Billing is the part of a cloud platform that nobody wants to build and everybody underestimates. It's not the invoice PDF generation — that's trivial. It's the metering, the rating, the proration, the edge cases, and the reconciliation that will consume your engineering team for months.
We've been through it. Here's what we learned building PLATFORMA's billing engine from zero to 500+ tenants.
The Four Pricing Models
Our platform supports four pricing dimensions simultaneously: monthly recurring (fixed price per month), hourly on-demand (pay-per-hour for compute), per-unit usage (storage per GB, bandwidth per GB), and annual commitments (monthly price with long-term discount).
A single product can use multiple models. A VPS might have a monthly base price plus per-GB storage charges plus per-GB bandwidth overage. The billing engine needs to handle all of these independently and combine them into a single line item on the invoice.
Real-Time Metering
Every 60 seconds, our metering service samples resource utilization across all tenants. CPU time, memory allocation, storage consumption, network bytes — everything that could affect billing is tracked. These samples are aggregated into hourly buckets and stored with the tenant ID and resource ID.

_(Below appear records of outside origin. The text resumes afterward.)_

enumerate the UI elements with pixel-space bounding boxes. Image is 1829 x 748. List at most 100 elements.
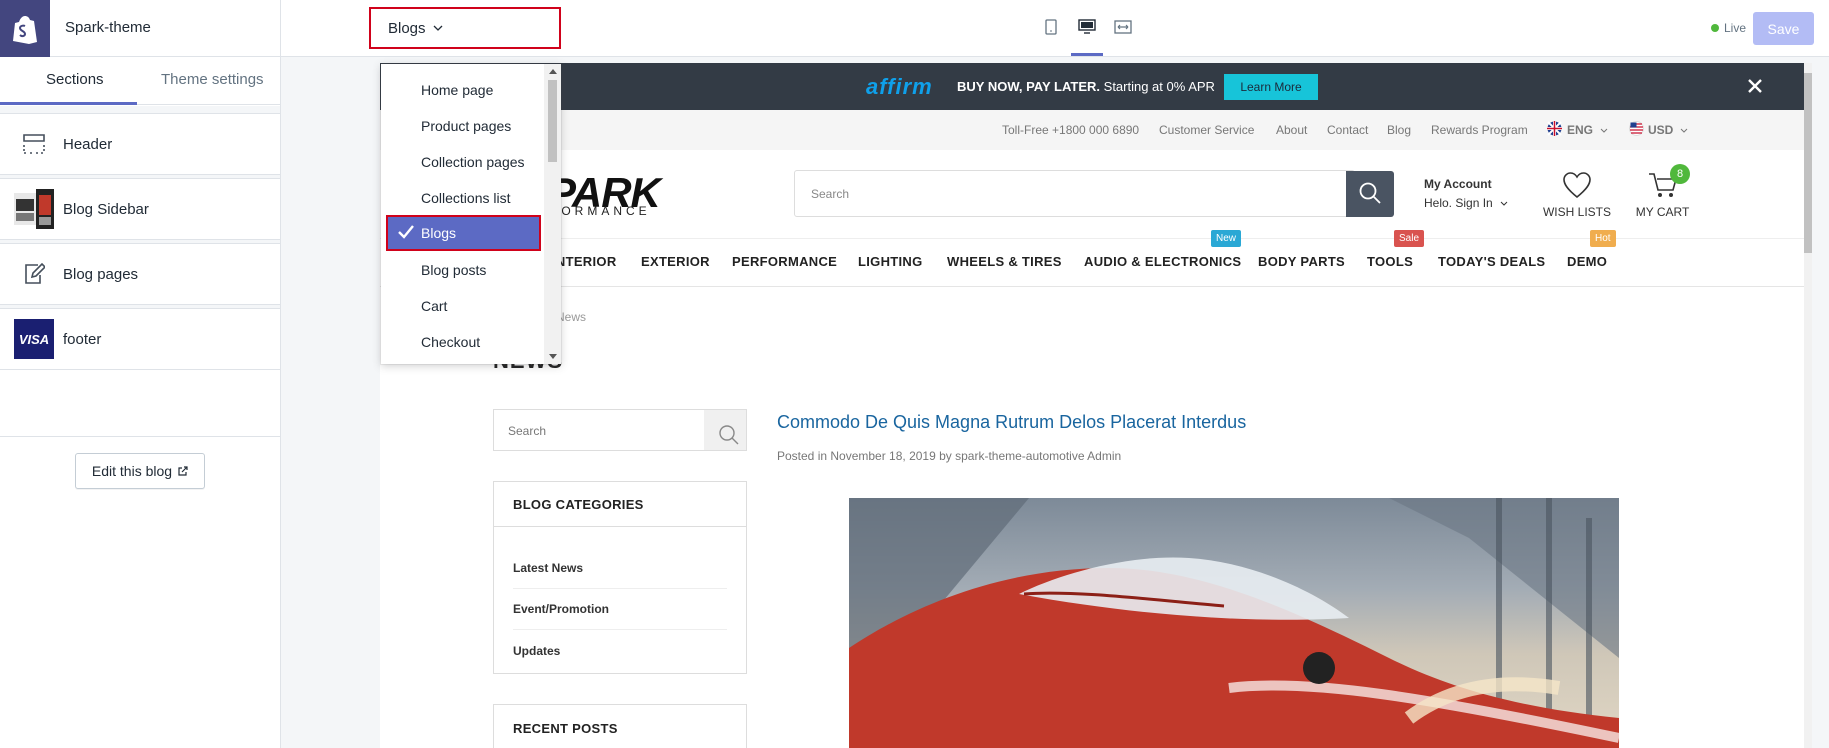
section-item-blog-sidebar[interactable]: Blog Sidebar [0,178,280,240]
dropdown-scrollbar[interactable] [544,64,561,364]
uk-flag-icon [1547,121,1562,139]
wishlist-label: WISH LISTS [1542,205,1611,219]
store-search-input[interactable]: Search [794,170,1355,217]
account-title[interactable]: My Account [1424,177,1492,191]
dropdown-option-checkout[interactable]: Checkout [381,324,541,360]
section-item-blog-pages[interactable]: Blog pages [0,243,280,305]
wishlist-link[interactable]: WISH LISTS [1539,171,1615,219]
divider [0,436,280,437]
tab-theme-settings[interactable]: Theme settings [161,71,264,88]
preview-scrollbar[interactable] [1804,63,1812,748]
nav-customer-service[interactable]: Customer Service [1159,123,1254,137]
store-preview: affirm BUY NOW, PAY LATER. Starting at 0… [380,63,1812,748]
dropdown-option-collection-pages[interactable]: Collection pages [381,144,541,180]
menu-demo[interactable]: DEMO [1567,254,1607,269]
blog-categories-widget: BLOG CATEGORIES Latest News Event/Promot… [493,481,747,674]
nav-rewards[interactable]: Rewards Program [1431,123,1528,137]
menu-lighting[interactable]: LIGHTING [858,254,923,269]
cart-count-badge: 8 [1670,164,1690,184]
dropdown-option-home-page[interactable]: Home page [381,72,541,108]
blog-sidebar-thumbnail [14,189,54,229]
mobile-view-button[interactable] [1036,14,1066,42]
menu-wheels-tires[interactable]: WHEELS & TIRES [947,254,1062,269]
scroll-up-arrow-icon[interactable] [549,69,557,74]
scrollbar-thumb[interactable] [1804,73,1812,253]
section-label: Blog pages [63,265,139,283]
sidebar-tabs: Sections Theme settings [0,57,280,105]
shopify-logo-icon[interactable] [0,0,50,57]
desktop-icon [1078,18,1096,38]
svg-text:VISA: VISA [19,332,49,347]
utility-nav: Toll-Free +1800 000 6890 Customer Servic… [380,110,1804,150]
visa-card-icon: VISA [14,319,54,359]
section-item-footer[interactable]: VISA footer [0,308,280,370]
mobile-icon [1045,18,1057,38]
post-featured-image[interactable] [849,498,1619,748]
blog-search-button[interactable] [704,410,746,450]
post-meta: Posted in November 18, 2019 by spark-the… [777,449,1122,463]
scroll-down-arrow-icon[interactable] [549,354,557,359]
section-item-header[interactable]: Header [0,113,280,175]
chevron-down-icon [1680,123,1688,137]
category-link[interactable]: Event/Promotion [513,589,727,630]
close-icon[interactable] [1743,74,1767,98]
section-label: Blog Sidebar [63,200,149,218]
save-button[interactable]: Save [1753,12,1814,45]
menu-audio-electronics[interactable]: AUDIO & ELECTRONICS [1084,254,1241,269]
menu-interior[interactable]: INTERIOR [552,254,617,269]
categories-title: BLOG CATEGORIES [513,497,644,512]
sign-in-label: Helo. Sign In [1424,196,1493,210]
menu-tools[interactable]: TOOLS [1367,254,1413,269]
hot-badge: Hot [1590,230,1616,247]
search-icon [718,424,740,449]
desktop-view-button[interactable] [1071,14,1103,56]
post-title-link[interactable]: Commodo De Quis Magna Rutrum Delos Place… [777,412,1246,433]
menu-performance[interactable]: PERFORMANCE [732,254,837,269]
menu-exterior[interactable]: EXTERIOR [641,254,710,269]
dropdown-scroll-thumb[interactable] [548,80,557,162]
edit-blog-label: Edit this blog [91,463,173,479]
page-type-select[interactable]: Blogs [369,7,561,49]
fullwidth-view-button[interactable] [1108,14,1138,42]
learn-more-button[interactable]: Learn More [1224,74,1318,100]
search-button[interactable] [1346,171,1394,217]
edit-blog-button[interactable]: Edit this blog [75,453,205,489]
promo-text: BUY NOW, PAY LATER. Starting at 0% APR [957,79,1215,94]
nav-contact[interactable]: Contact [1327,123,1368,137]
chevron-down-icon [1600,123,1608,137]
new-badge: New [1211,230,1242,247]
nav-blog[interactable]: Blog [1387,123,1411,137]
cart-label: MY CART [1635,205,1690,219]
dropdown-option-cart[interactable]: Cart [381,288,541,324]
menu-body-parts[interactable]: BODY PARTS [1258,254,1345,269]
phone-text: Toll-Free +1800 000 6890 [1002,123,1140,137]
nav-about[interactable]: About [1276,123,1307,137]
store-logo-sub: FORMANCE [550,204,651,218]
dropdown-option-product-pages[interactable]: Product pages [381,108,541,144]
sale-badge: Sale [1394,230,1425,247]
dropdown-option-collections-list[interactable]: Collections list [381,180,541,216]
category-link[interactable]: Updates [513,630,727,671]
dropdown-option-blog-posts[interactable]: Blog posts [381,252,541,288]
header-layout-icon [14,124,54,164]
live-dot-icon [1711,24,1719,32]
page-type-dropdown: Home page Product pages Collection pages… [381,64,561,364]
us-flag-icon [1629,121,1644,139]
search-placeholder: Search [811,187,850,201]
dropdown-option-blogs[interactable]: Blogs [386,215,541,251]
blog-search-placeholder: Search [508,424,547,438]
edit-page-icon [14,254,54,294]
promo-bar: affirm BUY NOW, PAY LATER. Starting at 0… [380,63,1804,110]
menu-todays-deals[interactable]: TODAY'S DEALS [1438,254,1545,269]
tab-sections[interactable]: Sections [46,71,104,88]
live-status: Live [1711,21,1746,35]
cart-icon [1648,173,1678,202]
blog-search-input[interactable]: Search [493,409,747,451]
category-link[interactable]: Latest News [513,548,727,589]
live-label: Live [1724,21,1747,35]
sign-in-link[interactable]: Helo. Sign In [1424,196,1508,210]
device-switcher [1036,14,1138,56]
language-select[interactable]: ENG [1567,123,1593,137]
currency-select[interactable]: USD [1648,123,1673,137]
fullwidth-icon [1114,19,1132,38]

The challenge is accuracy at scale. With 500 tenants and thousands of resources, we're processing millions of metering events per day. A 1% error rate means hundreds of incorrect invoices. We chose Kafka for the metering pipeline because we cannot afford to lose events — every dropped meter reading is lost revenue.
The Proration Problem
What happens when a customer upgrades from a 2-core VPS to a 4-core VPS on day 15 of a 30-day billing cycle? They should pay half the month at the old rate and half at the new rate. Sounds simple, but multiply this by 4 pricing models, multiple resources, and customers in different timezones, and you have a combinatorial nightmare.
Our solution: every resource change creates a 'billing event' that splits the current period into segments. Each segment is rated independently, and the invoice shows the breakdown. Customers can see exactly why their bill changed and when.
Stripe Integration
We don't build payment processing — that's Stripe's job. Our billing engine generates invoices and pushes them to Stripe for payment collection. The integration handles subscription creation, usage record reporting, invoice finalization, and webhook processing for payment status.
The tricky part is keeping our billing records and Stripe in sync. We use an idempotent sync process that runs every hour, comparing our invoice records with Stripe's. Any discrepancies are flagged for manual review. In practice, discrepancies are rare (< 0.1%) and usually caused by timing issues in webhook delivery.
Lesson: Build Billing Reports Early
The biggest mistake we made was building billing reports as an afterthought. When a customer disputes an invoice, you need to show them exactly how every line item was calculated — which resources, which hours, which pricing model, which rates. Build this visibility from day one, not after your first billing dispute.